Historias de cronopios. Julio Cortázar

Leire Frisuelos

Pese a que el año Cortázar acaba de terminar con 2014, en esta Biblioteca nos gusta pensar que todos los años pueden ser años Cortázar. Por este motivo os traemos ahora la archiconocida Historias de cronopios, efeméride fuera de tiempo, una especie de “feliz no cumpleaños”, como celebrara Alicia junto al sombrerero loco y compañía, confiando en que este hecho no desentona con el espíritu del libro.

Si algo destila este libro, es libertad creadora. El autor no se somete, no parece que esté pensando en agradar a nadie. En estos tiempos de postureo literario y resaca de narrador post-postmoderno, es reconfortante acercarse a textos escritos porque sí, sin condicionantes ni titubeos, con el propósito primero de divertirse el propio autor y, si de paso el lector también lo hace, tanto mejor, pero si no, tampoco importa demasiado, o al menos esa es la sensación que transmite Historias de cronopios.
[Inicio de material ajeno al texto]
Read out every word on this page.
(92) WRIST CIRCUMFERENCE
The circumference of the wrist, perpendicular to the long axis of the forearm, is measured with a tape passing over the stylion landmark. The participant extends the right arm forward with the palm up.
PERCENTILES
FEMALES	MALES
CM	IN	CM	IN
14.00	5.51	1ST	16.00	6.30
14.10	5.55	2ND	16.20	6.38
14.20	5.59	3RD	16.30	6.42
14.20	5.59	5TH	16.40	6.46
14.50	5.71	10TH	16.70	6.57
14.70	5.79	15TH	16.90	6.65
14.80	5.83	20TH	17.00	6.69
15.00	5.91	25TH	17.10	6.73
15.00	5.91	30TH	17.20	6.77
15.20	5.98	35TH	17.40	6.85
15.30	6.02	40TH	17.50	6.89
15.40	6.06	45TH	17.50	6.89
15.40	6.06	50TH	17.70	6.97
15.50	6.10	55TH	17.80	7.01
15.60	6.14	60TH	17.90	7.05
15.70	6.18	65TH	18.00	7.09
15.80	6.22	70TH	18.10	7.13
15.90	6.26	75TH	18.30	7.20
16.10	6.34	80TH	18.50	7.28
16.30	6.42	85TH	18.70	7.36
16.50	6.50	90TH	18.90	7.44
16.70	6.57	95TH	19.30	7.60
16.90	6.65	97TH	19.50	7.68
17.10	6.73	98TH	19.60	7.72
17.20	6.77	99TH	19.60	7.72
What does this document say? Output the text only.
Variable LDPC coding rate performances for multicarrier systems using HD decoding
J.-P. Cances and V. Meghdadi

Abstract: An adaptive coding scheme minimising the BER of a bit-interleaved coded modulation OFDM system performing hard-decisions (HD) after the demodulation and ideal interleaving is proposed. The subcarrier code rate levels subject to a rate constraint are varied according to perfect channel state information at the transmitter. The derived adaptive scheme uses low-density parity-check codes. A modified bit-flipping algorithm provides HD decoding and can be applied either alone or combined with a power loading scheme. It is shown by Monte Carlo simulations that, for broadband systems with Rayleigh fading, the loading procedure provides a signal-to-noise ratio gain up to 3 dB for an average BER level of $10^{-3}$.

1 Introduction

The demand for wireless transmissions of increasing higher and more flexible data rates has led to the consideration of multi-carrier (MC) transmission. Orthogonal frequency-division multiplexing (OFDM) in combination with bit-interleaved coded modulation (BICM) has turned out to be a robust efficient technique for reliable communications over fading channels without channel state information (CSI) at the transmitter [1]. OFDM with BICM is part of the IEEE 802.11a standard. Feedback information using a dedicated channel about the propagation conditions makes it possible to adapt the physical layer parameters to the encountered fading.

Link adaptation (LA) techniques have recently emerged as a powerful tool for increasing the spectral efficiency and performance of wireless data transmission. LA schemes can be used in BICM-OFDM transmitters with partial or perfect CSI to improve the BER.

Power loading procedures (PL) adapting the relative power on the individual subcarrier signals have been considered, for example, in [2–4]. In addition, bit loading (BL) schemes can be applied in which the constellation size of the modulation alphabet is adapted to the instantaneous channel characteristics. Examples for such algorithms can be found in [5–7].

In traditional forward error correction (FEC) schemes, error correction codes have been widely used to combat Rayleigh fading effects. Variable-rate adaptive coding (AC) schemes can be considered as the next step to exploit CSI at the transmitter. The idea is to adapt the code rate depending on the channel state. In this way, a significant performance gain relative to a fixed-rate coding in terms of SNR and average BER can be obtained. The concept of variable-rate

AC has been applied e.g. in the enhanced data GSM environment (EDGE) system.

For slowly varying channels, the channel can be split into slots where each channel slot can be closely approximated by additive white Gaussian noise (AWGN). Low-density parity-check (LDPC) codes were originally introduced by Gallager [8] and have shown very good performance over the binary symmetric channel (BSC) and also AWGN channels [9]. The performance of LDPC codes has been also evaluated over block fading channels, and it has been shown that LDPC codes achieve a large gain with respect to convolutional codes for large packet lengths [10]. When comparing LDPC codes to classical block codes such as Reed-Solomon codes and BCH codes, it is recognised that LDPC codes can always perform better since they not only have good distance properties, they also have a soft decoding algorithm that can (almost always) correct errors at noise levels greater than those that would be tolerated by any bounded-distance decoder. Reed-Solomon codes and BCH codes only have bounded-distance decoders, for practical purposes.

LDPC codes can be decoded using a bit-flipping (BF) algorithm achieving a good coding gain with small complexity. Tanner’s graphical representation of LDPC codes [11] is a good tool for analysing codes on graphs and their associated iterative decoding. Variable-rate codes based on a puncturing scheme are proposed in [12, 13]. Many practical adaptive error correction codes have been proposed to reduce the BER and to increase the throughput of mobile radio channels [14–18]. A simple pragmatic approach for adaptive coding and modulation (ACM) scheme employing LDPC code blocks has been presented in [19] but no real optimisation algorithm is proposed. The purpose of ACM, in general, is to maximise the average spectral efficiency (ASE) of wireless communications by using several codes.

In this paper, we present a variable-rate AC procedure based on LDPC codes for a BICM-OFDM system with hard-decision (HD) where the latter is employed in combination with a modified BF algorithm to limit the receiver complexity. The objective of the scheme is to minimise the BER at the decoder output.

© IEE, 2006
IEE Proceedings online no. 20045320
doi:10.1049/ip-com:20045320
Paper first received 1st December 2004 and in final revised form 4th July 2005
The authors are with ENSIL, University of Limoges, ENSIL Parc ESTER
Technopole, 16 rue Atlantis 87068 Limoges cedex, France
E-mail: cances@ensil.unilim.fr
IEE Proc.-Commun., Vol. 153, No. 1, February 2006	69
De esta libertad es de donde procede su fuerza y su convicción, su capacidad para crear un universo coherente y cerrado.

Historias de cronopios (1962) reúne una colección de relatos breves en los que Cortázar da rienda suelta al juego, esa constante en la obra del argentino que aquí se despliega sin cortapisas, ejerciendo de hilo conductor entre los diferentes textos. A lo largo de las cuatro secciones en las que se articula el libro, Manual de instrucciones, Ocupaciones raras, Material plástico e Historias de cronopios y de famas, que da título en parte al volumen, el lector entra en el juego cortazariano construido con humor, absurdo y surrealismo.

Cortázar plantea una lógica trastocada de los objetos y las acciones cotidianas, en las que introduce una mirada de extrañamiento conseguida al cambiar el foco habitual desde el que estos elementos son observados. Así, es capaz de ofrecernos instrucciones para subir una escalera, para dar cuerda a un reloj e incluso para llorar. El hallazgo en algunos de estos textos está en el grado de detalle en la descripción de procesos naturales, realizados casi de manera automática por el individuo. Además, el estilo científico y la prosa enciclopédica aplicados a hechos banales hacen despertar el humor donde parecía imposible encontrarlo:

“Nadie habrá dejado de observar que con frecuencia el suelo se pliega de manera tal que una parte sube en ángulo recto con el plano del suelo, y luego la parte siguiente se coloca paralela a este plano, para dar paso a una nueva perpendicular, conducta que se repite en espiral o en línea quebrada hasta alturas sumamente variables.” 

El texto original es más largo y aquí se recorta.